Biking 100 miles in a day

Most people don’t want to spend their Saturdays sitting down. In fact, when confined to a chair for eight hours during the weekday, the last thing on their minds is: “I wonder when I get to spend another full day strapped to an uncomfortable seat?” But Petaluma cyclist Paul Dunlap is not most people. In fact, come May 16, Dunlap, and many others, will voluntarily place themselves into the world’s most excruciating sitting device: the bicycle seat. And from that tiny rubber throne they will travel 100 miles in a single day.

Currently in its fourth year, the Sonoma County Backroad Challenge is an annual bicycle ride held as a fundraising project for the Petaluma Sunrise Foundation, which in turn was founded in 2010 by the Rotary Club of Petaluma Sunrise. The course starts in Penngrove Park, and has three end points: the half-metric, a 37.4-mile, 1,495- foot climb that ends just outside Petaluma; the metric century, which covers 71.6 miles and climbs 4,262 feet to the Marshall Wall, a favorite route for seasoned bicyclists; and the full century, which covers 100 miles and almost 7,500 feet of elevation. The full century also travels to the Marshall Wall, but continues through to the Bohemian Highway.

Dunlap, a Petaluma resident, shares his riding experience with the public in a unique way: he attaches a drift camera to his head, then edits segments from his ride into YouTube videos. “I don’t really know why I started doing that,” he said. “It just seemed like a lot of fun. But I know that when I get old and senile, my grandkids can bring those tapes and put them on the television for me, and I can imagine myself on my bike again.”

The Backroad Challenge isn’t Dunlap’s only bike ride. He participates in rides in northern California, San Diego and even goes out to Iowa for challenges. Recently returning to cycling after a hiatus, the activity turned into a passion for Dunlap. “It’s a lot of fun, especially riding in groups. If you go and do it on your own, you’ll think to yourself ‘there’s no way I could’ve done this!’”

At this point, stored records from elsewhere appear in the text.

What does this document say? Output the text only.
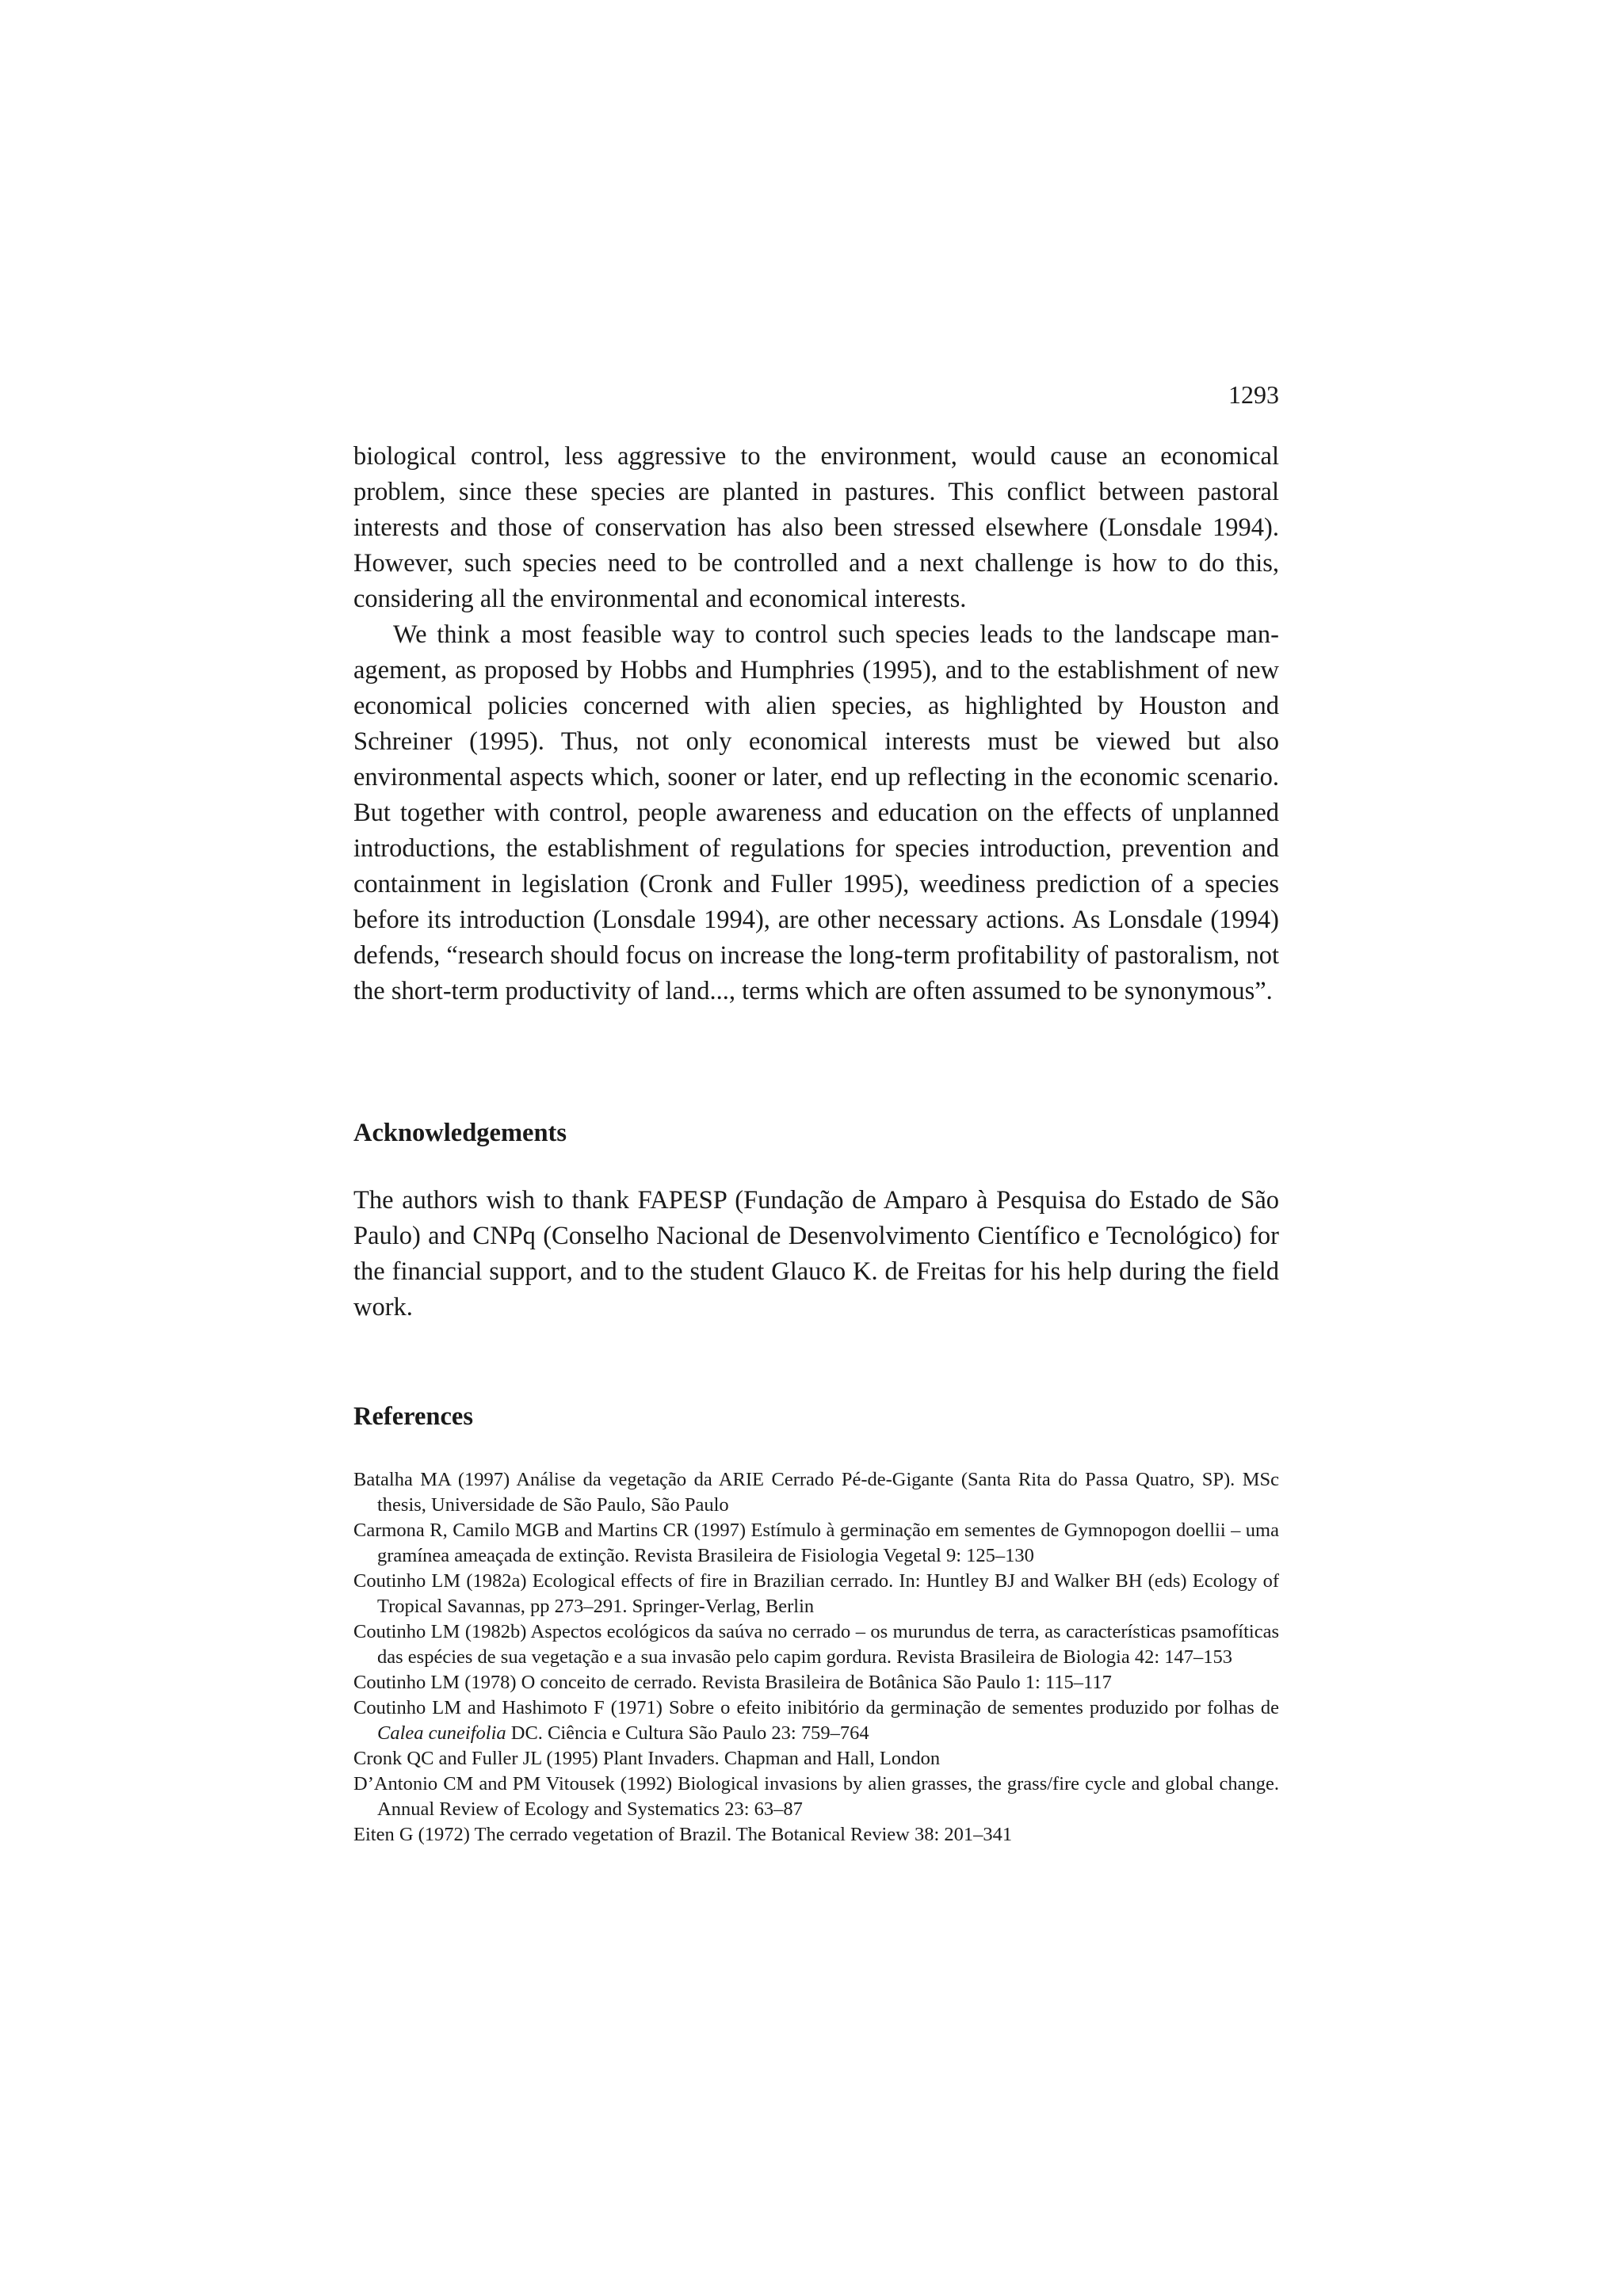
1293

biological control, less aggressive to the environment, would cause an economical problem, since these species are planted in pastures. This conflict between pastoral interests and those of conservation has also been stressed elsewhere (Lonsdale 1994). However, such species need to be controlled and a next challenge is how to do this, considering all the environmental and economical interests.

We think a most feasible way to control such species leads to the landscape management, as proposed by Hobbs and Humphries (1995), and to the establishment of new economical policies concerned with alien species, as highlighted by Houston and Schreiner (1995). Thus, not only economical interests must be viewed but also environmental aspects which, sooner or later, end up reflecting in the economic scenario. But together with control, people awareness and education on the effects of unplanned introductions, the establishment of regulations for species introduction, prevention and containment in legislation (Cronk and Fuller 1995), weediness prediction of a species before its introduction (Lonsdale 1994), are other necessary actions. As Lonsdale (1994) defends, “research should focus on increase the long-term profitability of pastoralism, not the short-term productivity of land..., terms which are often assumed to be synonymous”.

Acknowledgements

The authors wish to thank FAPESP (Fundação de Amparo à Pesquisa do Estado de São Paulo) and CNPq (Conselho Nacional de Desenvolvimento Científico e Tecnológico) for the financial support, and to the student Glauco K. de Freitas for his help during the field work.

References
Batalha MA (1997) Análise da vegetação da ARIE Cerrado Pé-de-Gigante (Santa Rita do Passa Quatro, SP). MSc thesis, Universidade de São Paulo, São Paulo
Carmona R, Camilo MGB and Martins CR (1997) Estímulo à germinação em sementes de Gymnopogon doellii – uma gramínea ameaçada de extinção. Revista Brasileira de Fisiologia Vegetal 9: 125–130
Coutinho LM (1982a) Ecological effects of fire in Brazilian cerrado. In: Huntley BJ and Walker BH (eds) Ecology of Tropical Savannas, pp 273–291. Springer-Verlag, Berlin
Coutinho LM (1982b) Aspectos ecológicos da saúva no cerrado – os murundus de terra, as características psamofíticas das espécies de sua vegetação e a sua invasão pelo capim gordura. Revista Brasileira de Biologia 42: 147–153
Coutinho LM (1978) O conceito de cerrado. Revista Brasileira de Botânica São Paulo 1: 115–117
Coutinho LM and Hashimoto F (1971) Sobre o efeito inibitório da germinação de sementes produzido por folhas de Calea cuneifolia DC. Ciência e Cultura São Paulo 23: 759–764
Cronk QC and Fuller JL (1995) Plant Invaders. Chapman and Hall, London
D’Antonio CM and PM Vitousek (1992) Biological invasions by alien grasses, the grass/fire cycle and global change. Annual Review of Ecology and Systematics 23: 63–87
Eiten G (1972) The cerrado vegetation of Brazil. The Botanical Review 38: 201–341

Dunlap practices for his challenges by riding regularly. He believes that conditioning the body regularly prepares it for much greater challenges in the future. “There’s a bit of wisdom about cycling that says when you practice regularly, your body can handle double the distance of your normal routes. And that’s what I try to do. This activity is incredibly physical. Not only do you strain your muscles, but you have to stay on that saddle for five to seven hours. That takes conditioning,” he said.

If any pair of cyclists ever stand out during events, it would be Petaluma resident Nancy Giovanni and her twin sister Nadine. Straight out of Dr. Seuss’ book “The Cat in the Hat,” the sisters Giovanni dress up as the iconic twins “Thing One” and “Thing Two.”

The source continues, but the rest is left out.